– Нужно послать телефонограмму! – крикнула Мила – самая молоденькая художница в мастерской. – И в Москву, и в облисполком!
Ее поддержали. Сбросив рулоны с бумагой, сгрудились вокруг стола, составляя текст. В этот момент в мастерской появилось новое лицо. Это был крепкий, широкий в плечах мужчина в новой шинели, но без портупеи и оружия. Он тихонько стоял у двери, терпеливо ожидая, когда его заметят. Но художникам было не до него. Только когда текст телефонограммы был наконец утвержден, на его осторожное покашливание обернулись, и радость узнавания озарила лицо Ивана:
– Артем!
Братья обнялись, ревниво вглядываясь друг в друга:
– Вымахал-то! Куда такая жердина! Художник!
– А сам-то? Просто шкаф! Какими судьбами? Ты домой собираешься?
– Вот за тобой пришел. Едешь со мной?
– Знаешь, тут такое дело, братишка… Идем с нами, я тебе по дороге все расскажу.
Ильинская площадь была оцеплена военными. Саперы подвели под стены храма фугасы. Храм – белый, старинный, похожий на сказочный терем, с двухэтажной широкой галереей, опоясывающей строение с двух сторон, с цветными витыми шишечками куполов – стоял посреди копошащихся вокруг людей-муравьев и ждал своей участи.
Художники стали протискиваться сквозь толпу зевак к военным.
– Мы отправили телеграмму в ЦИК! – кричал Иван. – Это древнейший памятник архитектуры! Пятнадцатый век!
– Отойдите, молодой человек, – миролюбиво посоветовал военный. – У нас распоряжение командования.
– Ярославль – старинный город! – поддержала Мила. – Это наша с вами история, и потомки нам не простят, что мы не сохранили памятники!
Военные только улыбнулись на ее гневную тираду.
– Союз художников города просит вас хотя бы подождать до ответа ЦИК!
– Всем отойти! – рявкнул военный.
Но к нему уже пробирался сквозь толпу широкоплечий мужчина в шинели. Предъявив командиру саперов красную книжечку, прошел сквозь оцепление и направился к храму. Художники с тревогой и интересом наблюдали за происходящим.
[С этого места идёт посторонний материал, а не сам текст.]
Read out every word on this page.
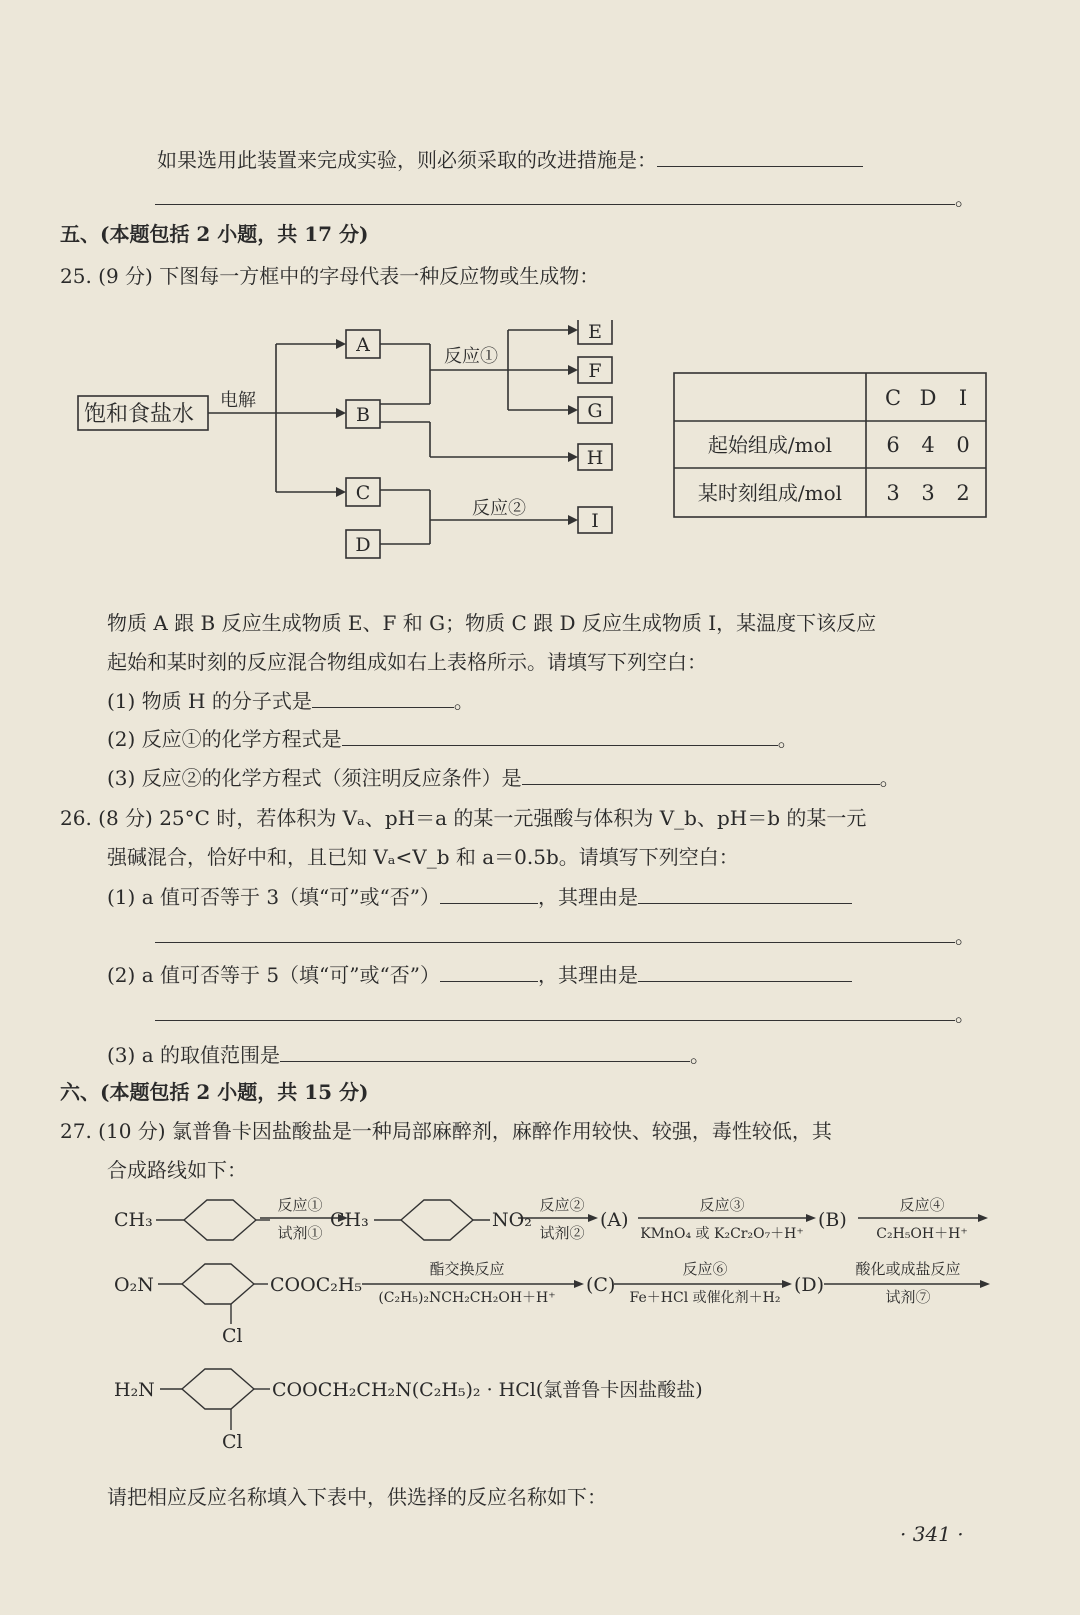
如果选用此装置来完成实验，则必须采取的改进措施是：
。
五、(本题包括 2 小题，共 17 分)
25. (9 分) 下图每一方框中的字母代表一种反应物或生成物：
饱和食盐水
电解
反应①
反应②
A
B
C
D
E
F
G
H
I
C D I
起始组成/mol	6 4 0
某时刻组成/mol 3 3 2
物质 A 跟 B 反应生成物质 E、F 和 G；物质 C 跟 D 反应生成物质 I，某温度下该反应
起始和某时刻的反应混合物组成如右上表格所示。请填写下列空白：
(1) 物质 H 的分子式是	。
(2) 反应①的化学方程式是	。
(3) 反应②的化学方程式（须注明反应条件）是	。
26. (8 分) 25°C 时，若体积为 Vₐ、pH＝a 的某一元强酸与体积为 V_b、pH＝b 的某一元
强碱混合，恰好中和，且已知 Vₐ<V_b 和 a＝0.5b。请填写下列空白：
(1) a 值可否等于 3（填“可”或“否”）	，其理由是
。
(2) a 值可否等于 5（填“可”或“否”）	，其理由是
。
(3) a 的取值范围是	。
六、(本题包括 2 小题，共 15 分)
27. (10 分) 氯普鲁卡因盐酸盐是一种局部麻醉剂，麻醉作用较快、较强，毒性较低，其
合成路线如下：
CH₃
反应①
试剂①
CH₃	NO₂
反应②
试剂②
(A)
反应③
KMnO₄ 或 K₂Cr₂O₇＋H⁺
(B)
反应④
C₂H₅OH＋H⁺
O₂N	COOC₂H₅
酯交换反应
(C₂H₅)₂NCH₂CH₂OH＋H⁺
(C)
反应⑥
Fe＋HCl 或催化剂＋H₂
(D)
酸化或成盐反应
试剂⑦
Cl
H₂N	COOCH₂CH₂N(C₂H₅)₂ · HCl(氯普鲁卡因盐酸盐)
Cl
请把相应反应名称填入下表中，供选择的反应名称如下：
· 341 ·
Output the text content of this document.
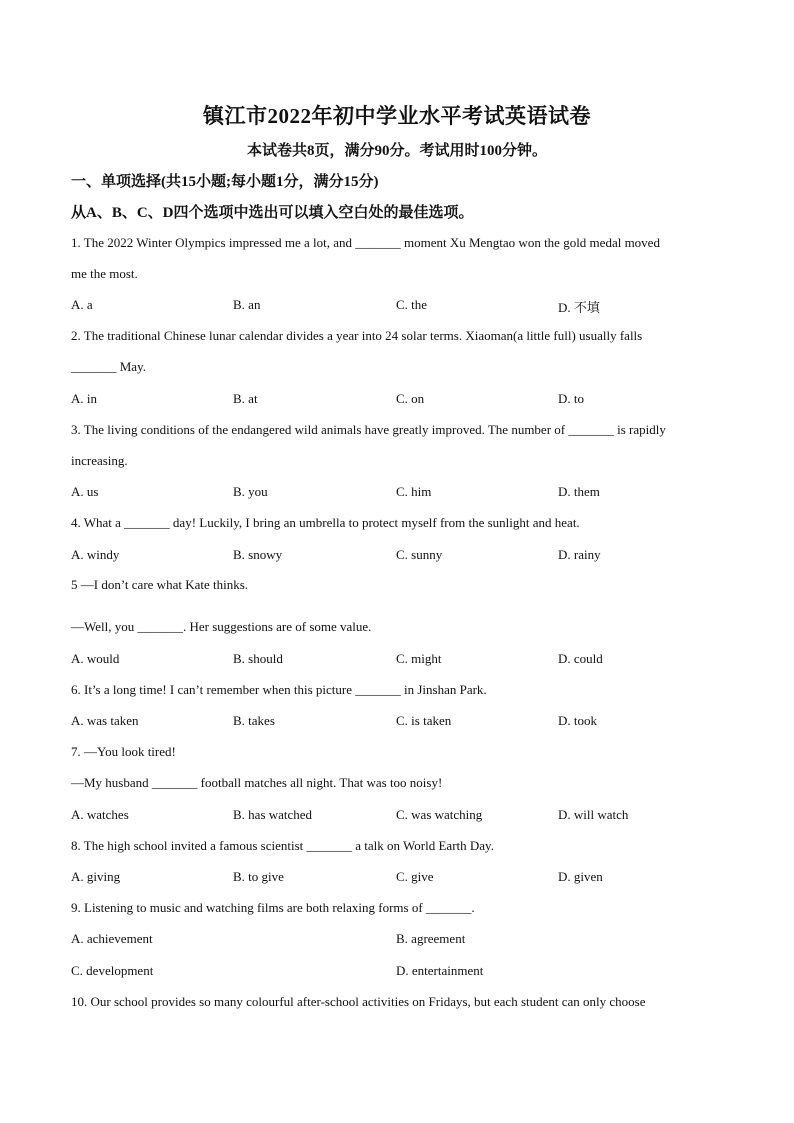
镇江市2022年初中学业水平考试英语试卷
本试卷共8页，满分90分。考试用时100分钟。
一、单项选择(共15小题;每小题1分，满分15分)
从A、B、C、D四个选项中选出可以填入空白处的最佳选项。
1. The 2022 Winter Olympics impressed me a lot, and _______ moment Xu Mengtao won the gold medal moved
me the most.
A. a	B. an	C. the	D. 不填
2. The traditional Chinese lunar calendar divides a year into 24 solar terms. Xiaoman(a little full) usually falls
_______ May.
A. in	B. at	C. on	D. to
3. The living conditions of the endangered wild animals have greatly improved. The number of _______ is rapidly
increasing.
A. us	B. you	C. him	D. them
4. What a _______ day! Luckily, I bring an umbrella to protect myself from the sunlight and heat.
A. windy	B. snowy	C. sunny	D. rainy
5 —I don’t care what Kate thinks.
—Well, you _______. Her suggestions are of some value.
A. would	B. should	C. might	D. could
6. It’s a long time! I can’t remember when this picture _______ in Jinshan Park.
A. was taken	B. takes	C. is taken	D. took
7. —You look tired!
—My husband _______ football matches all night. That was too noisy!
A. watches	B. has watched	C. was watching	D. will watch
8. The high school invited a famous scientist _______ a talk on World Earth Day.
A. giving	B. to give	C. give	D. given
9. Listening to music and watching films are both relaxing forms of _______.
A. achievement	B. agreement
C. development	D. entertainment
10. Our school provides so many colourful after-school activities on Fridays, but each student can only choose
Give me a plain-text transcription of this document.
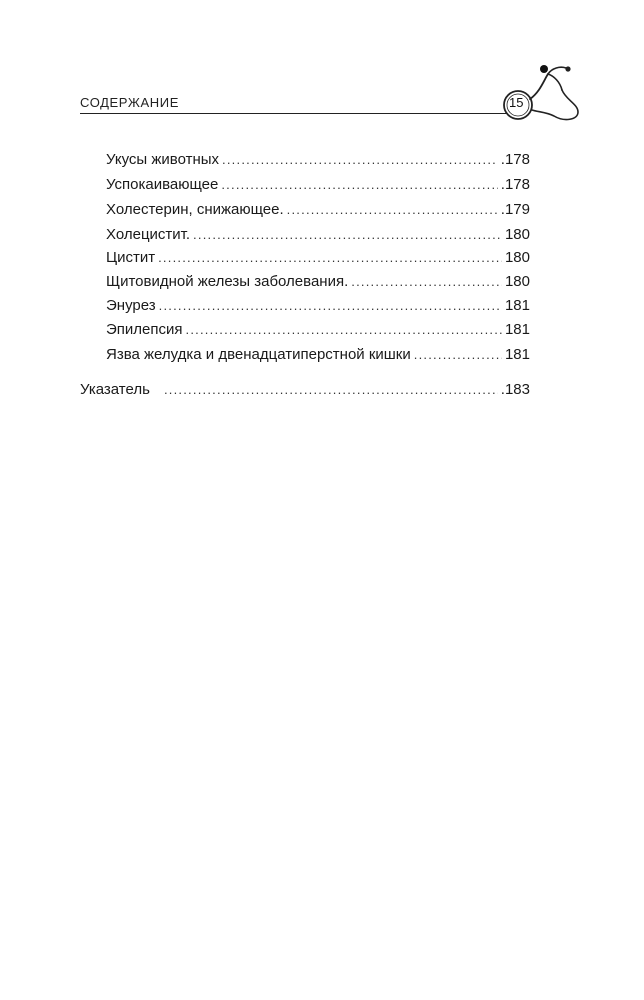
СОДЕРЖАНИЕ	15
Укусы животных . . .	.178
Успокаивающее . . .	.178
Холестерин, снижающее. . . .	.179
Холецистит. . . .	180
Цистит . . .	180
Щитовидной железы заболевания. . . .	180
Энурез . . .	181
Эпилепсия . . .	181
Язва желудка и двенадцатиперстной кишки . . .	181
Указатель . . .	.183
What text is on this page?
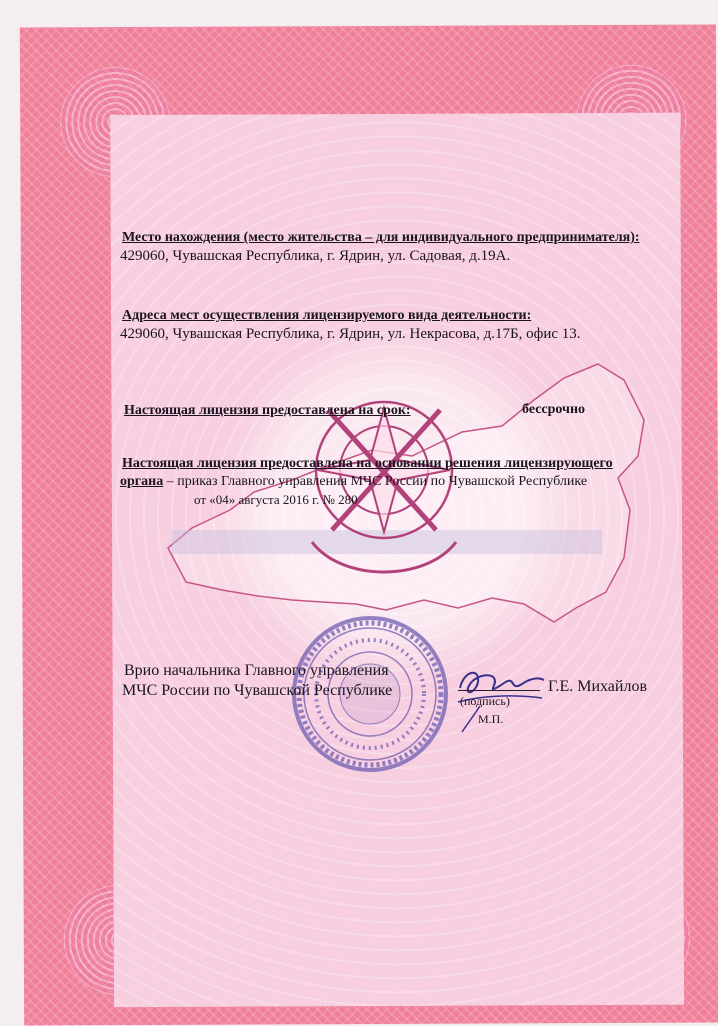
Место нахождения (место жительства – для индивидуального предпринимателя):
429060, Чувашская Республика, г. Ядрин, ул. Садовая, д.19А.
Адреса мест осуществления лицензируемого вида деятельности:
429060, Чувашская Республика, г. Ядрин, ул. Некрасова, д.17Б, офис 13.
Настоящая лицензия предоставлена на срок:	бессрочно
Настоящая лицензия предоставлена на основании решения лицензирующего
органа – приказ Главного управления МЧС России по Чувашской Республике
от «04» августа 2016 г. № 280
Врио начальника Главного управления
МЧС России по Чувашской Республике
(подпись)
М.П.
Г.Е. Михайлов
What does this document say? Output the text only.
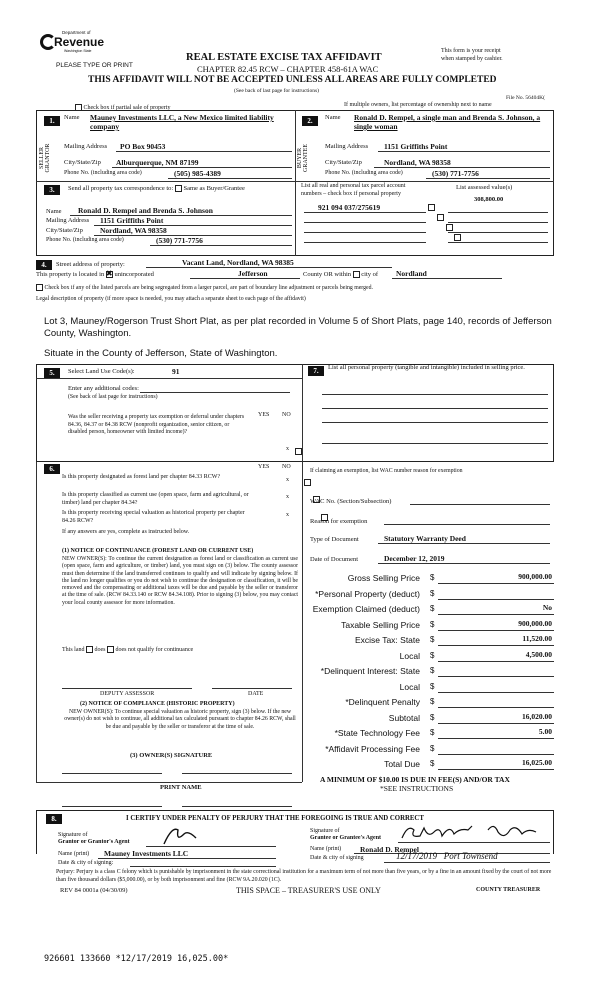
Department of
Revenue
Washington State
PLEASE TYPE OR PRINT
REAL ESTATE EXCISE TAX AFFIDAVIT
CHAPTER 82.45 RCW – CHAPTER 458-61A WAC
THIS AFFIDAVIT WILL NOT BE ACCEPTED UNLESS ALL AREAS ARE FULLY COMPLETED
(See back of last page for instructions)
This form is your receipt
when stamped by cashier.
File No. 56404K(
Check box if partial sale of property	If multiple owners, list percentage of ownership next to name
1.
SELLER GRANTOR
Name Mauney Investments LLC, a New Mexico limited liability company
Mailing Address PO Box 90453
City/State/Zip Alburquerque, NM 87199
Phone No. (including area code)	(505) 985-4389
2.
BUYER GRANTEE
Name Ronald D. Rempel, a single man and Brenda S. Johnson, a single woman
Mailing Address 1151 Griffiths Point
City/State/Zip	Nordland, WA 98358
Phone No. (including area code)	(530) 771-7756
3.	Send all property tax correspondence to: Same as Buyer/Grantee
Name Ronald D. Rempel and Brenda S. Johnson
Mailing Address 1151 Griffiths Point
City/State/Zip Nordland, WA 98358
Phone No. (including area code)	(530) 771-7756
List all real and personal tax parcel account
numbers – check box if personal property
List assessed value(s)
308,800.00
921 094 037/275619

4.	Street address of property:	Vacant Land, Nordland, WA 98385
This property is located in ✖ unincorporated	Jefferson	County OR within city of Nordland
Check box if any of the listed parcels are being segregated from a larger parcel, are part of boundary line adjustment or parcels being merged.
Legal description of property (if more space is needed, you may attach a separate sheet to each page of the affidavit)
Lot 3, Mauney/Rogerson Trust Short Plat, as per plat recorded in Volume 5 of Short Plats, page 140, records of Jefferson County, Washington.
Situate in the County of Jefferson, State of Washington.
5.	Select Land Use Code(s):	91
Enter any additional codes:
(See back of last page for instructions)
YES NO
Was the seller receiving a property tax exemption or deferral under chapters 84.36, 84.37 or 84.38 RCW (nonprofit organization, senior citizen, or disabled person, homeowner with limited income)?

x
7.	List all personal property (tangible and intangible) included in selling price.
6.	YES NO
Is this property designated as forest land per chapter 84.33 RCW?
	x
Is this property classified as current use (open space, farm and agricultural, or timber) land per chapter 84.34?

x
Is this property receiving special valuation as historical property per chapter 84.26 RCW?
x
If any answers are yes, complete as instructed below.
(1) NOTICE OF CONTINUANCE (FOREST LAND OR CURRENT USE)
NEW OWNER(S): To continue the current designation as forest land or classification as current use (open space, farm and agriculture, or timber) land, you must sign on (3) below. The county assessor must then determine if the land transferred continues to qualify and will indicate by signing below. If the land no longer qualifies or you do not wish to continue the designation or classification, it will be removed and the compensating or additional taxes will be due and payable by the seller or transferor at the time of sale. (RCW 84.33.140 or RCW 84.34.108). Prior to signing (3) below, you may contact your local county assessor for more information.
This land does does not qualify for continuance
DEPUTY ASSESSOR	DATE
(2) NOTICE OF COMPLIANCE (HISTORIC PROPERTY)
NEW OWNER(S): To continue special valuation as historic property, sign (3) below. If the new owner(s) do not wish to continue, all additional tax calculated pursuant to chapter 84.26 RCW, shall be due and payable by the seller or transferor at the time of sale.
(3) OWNER(S) SIGNATURE
PRINT NAME
If claiming an exemption, list WAC number reason for exemption
WAC No. (Section/Subsection)
Reason for exemption
Type of Document	Statutory Warranty Deed
Date of Document	December 12, 2019
Gross Selling Price $	900,000.00
*Personal Property (deduct) $
Exemption Claimed (deduct) $	No
Taxable Selling Price $	900,000.00
Excise Tax: State $	11,520.00
Local $	4,500.00
*Delinquent Interest: State $
Local $
*Delinquent Penalty $
Subtotal $	16,020.00
*State Technology Fee $	5.00
*Affidavit Processing Fee $
Total Due $	16,025.00
A MINIMUM OF $10.00 IS DUE IN FEE(S) AND/OR TAX
*SEE INSTRUCTIONS
8.	I CERTIFY UNDER PENALTY OF PERJURY THAT THE FOREGOING IS TRUE AND CORRECT
Signature of
Grantor or Grantor's Agent
Name (print) Mauney Investments LLC
Date & city of signing:
Signature of
Grantee or Grantee's Agent
Name (print)	Ronald D. Rempel
Date & city of signing	12/17/2019   Port Townsend
Perjury: Perjury is a class C felony which is punishable by imprisonment in the state correctional institution for a maximum term of not more than five years, or by a fine in an amount fixed by the court of not more than five thousand dollars ($5,000.00), or by both imprisonment and fine (RCW 9A.20.020 (1C).
REV 84 0001a (04/30/09)	THIS SPACE – TREASURER'S USE ONLY	COUNTY TREASURER
926601 133660 *12/17/2019 16,025.00*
– Кто это? – спросил один военный у другого.
– Шут его знает. По мандату – депутат.
– Чего ему надо-то?
Чего надо в храме странному товарищу, было интересно всем. Тот неторопливо, как к себе домой, поднимался по винтовой лестнице на колокольню.
– Может, речь хочет сказать? – пожал плечами командир. И на всякий случай кивнул ближайшему саперу: – Остапенко, дуй за ним.
Остапенко торопливо последовал за депутатом. Но лестница на колокольню была слишком крута, и, когда солдат почти достиг цели, тяжелый, обитый железом люк захлопнулся прямо над его головой, лязгнула задвижка. Депутат закрылся на колокольне.
– Эй, товарищ, – постучал снизу сапер. – Вы чего там?
– Передай командованию до ответа из Москвы храм взрывать не дам, – невозмутимо ответил Артем.
– Да вы что, сдурели? – раздалось снизу. – У нас приказ!
Внизу засуетились. Саперы встали плотнее, оттесняя народ от церкви:
– Разойдись! Сейчас взрывать будем!
Но горожане показывали на колокольню, где спокойно сидел Артем, переговаривались, расходиться не хотели.
Прибежал Ребров:
– Это твой брат? Он военный?
– Врач, – ответил Иван, немного завидуя Артему в этот миг.
– У вас в семье все такие… отчаянные? – улыбнулась Мила.
– А то!
Командир саперов вышел на середину площади и задрал голову кверху:
– Гражданин! Через час будем взрывать! Советую вам покинуть колокольню!
– Подождем ответа на телеграмму! – крикнул Артем.
Народ на площади прибывал. Всем было интересно, чем закончится противостояние.
Прошел час, ничего не изменилось. Саперы устали стоять в оцеплении, командир нервничал.
Наступили сумерки, но ответа на телеграмму не было. Художники расстелили одеяло и уселись прямо на мостовой.
– Будем взрывать? – спросил у командира один из военных.
– Не было распоряжения взрывать с депутатом. Кто будет отвечать? Ждем до утра!
Солдаты разместились на паперти. Площадь являла собой странное зрелище – и солдаты, и художники теперь напоминали паломников, пришедших издалека, чтобы поклониться святыне.
Артем, скрестив руки на груди, прохаживался по колокольне.
Солдаты развели на брусчатке костер и грелись.
– Эй, депутат, замерз небось? Спускайся!
Артем не отвечал, прохаживаясь туда-сюда.
На рассвете к площади стал стекаться народ. Людей становилось все больше. Казалось, полгорода собралось, чтобы своими глазами увидеть, что произойдет.